The holidays are a time of enjoyment and celebration for many, but there are some underlying dangers associated with the period from Thanksgiving to New Years in regards to heart-related illness. A 5% spike in strokes and heart attacks around the holidays has been reported by a 2004 study in the journal Circulation. The source of the spike was found to be attributed to overindulgence on food and alcohol as well as the added stress that some can experience during the holidays.
Overindulgence on holiday foods can flood the vascular system with loads of sodium, sugars, and fats that lead to an increase in emergency room visits around the holidays.
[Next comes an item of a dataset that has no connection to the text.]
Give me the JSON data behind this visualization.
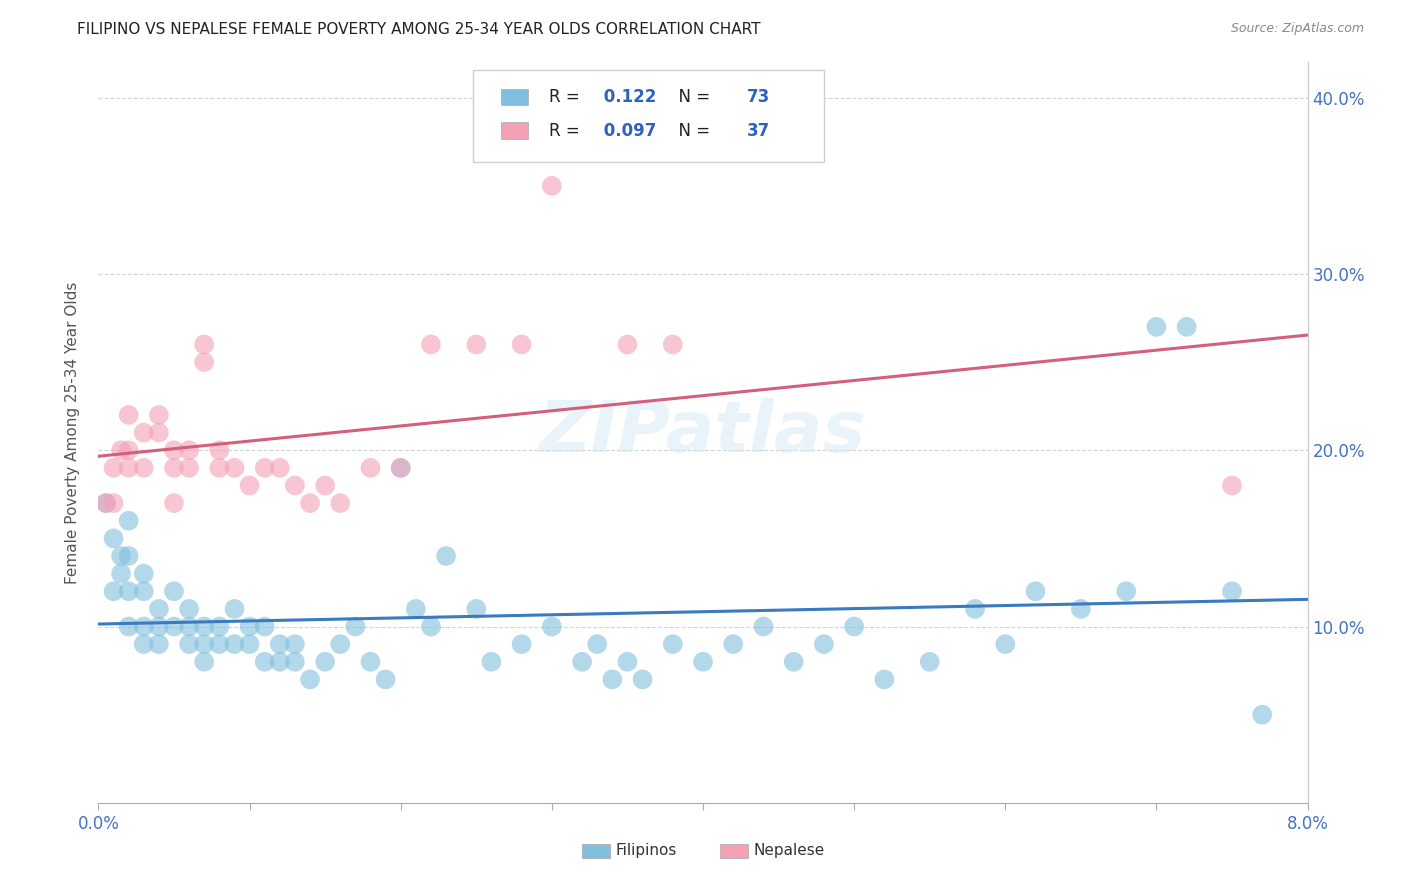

Coupled with this, is the condition known as “Holiday Heart” which develops from excessive drinking and can cause the heart to fibrillate unnaturally for a brief period thus leading to an increase in heart attacks and ischemic, clot strokes.
Tips to avoid being apart of the 5% spike in stroke and heart attacks experienced around this time of year can be found in portioning your foods, limiting yourself to 1 alcoholic beverage for women and 2 for men at holiday events, and reducing stress by exercising and getting enough sleep.
We here at the Foundation wish everyone a great holiday season and ask our visitors to remain aware of the basic signs and symptoms of stroke since there is an increase this time of year:
- Sudden weakness or numbness of the face, arm or leg, especially on one side of the body
- Sudden confusion, trouble speaking or understanding
- Sudden trouble seeing in one or both eyes
- Sudden trouble walking, dizziness, loss of balance or coordination
- Sudden, severe headaches with no known cause (for hemorrhagic stroke)
And when a stroke happens get BUSY.
- B = Body: Ask the person to raise their arms. Does one drift down? Is one arm weak or numb?
- U = Uneven: Check to see if the person’s face is uneven and slanted on one side.
- S = Speech: Check their speech and ask the person to repeat a simple sentence. Does it sound strange or slurred?
- Y = Yes to any of these signs? Get BUSY and call 911, every minute counts with stroke!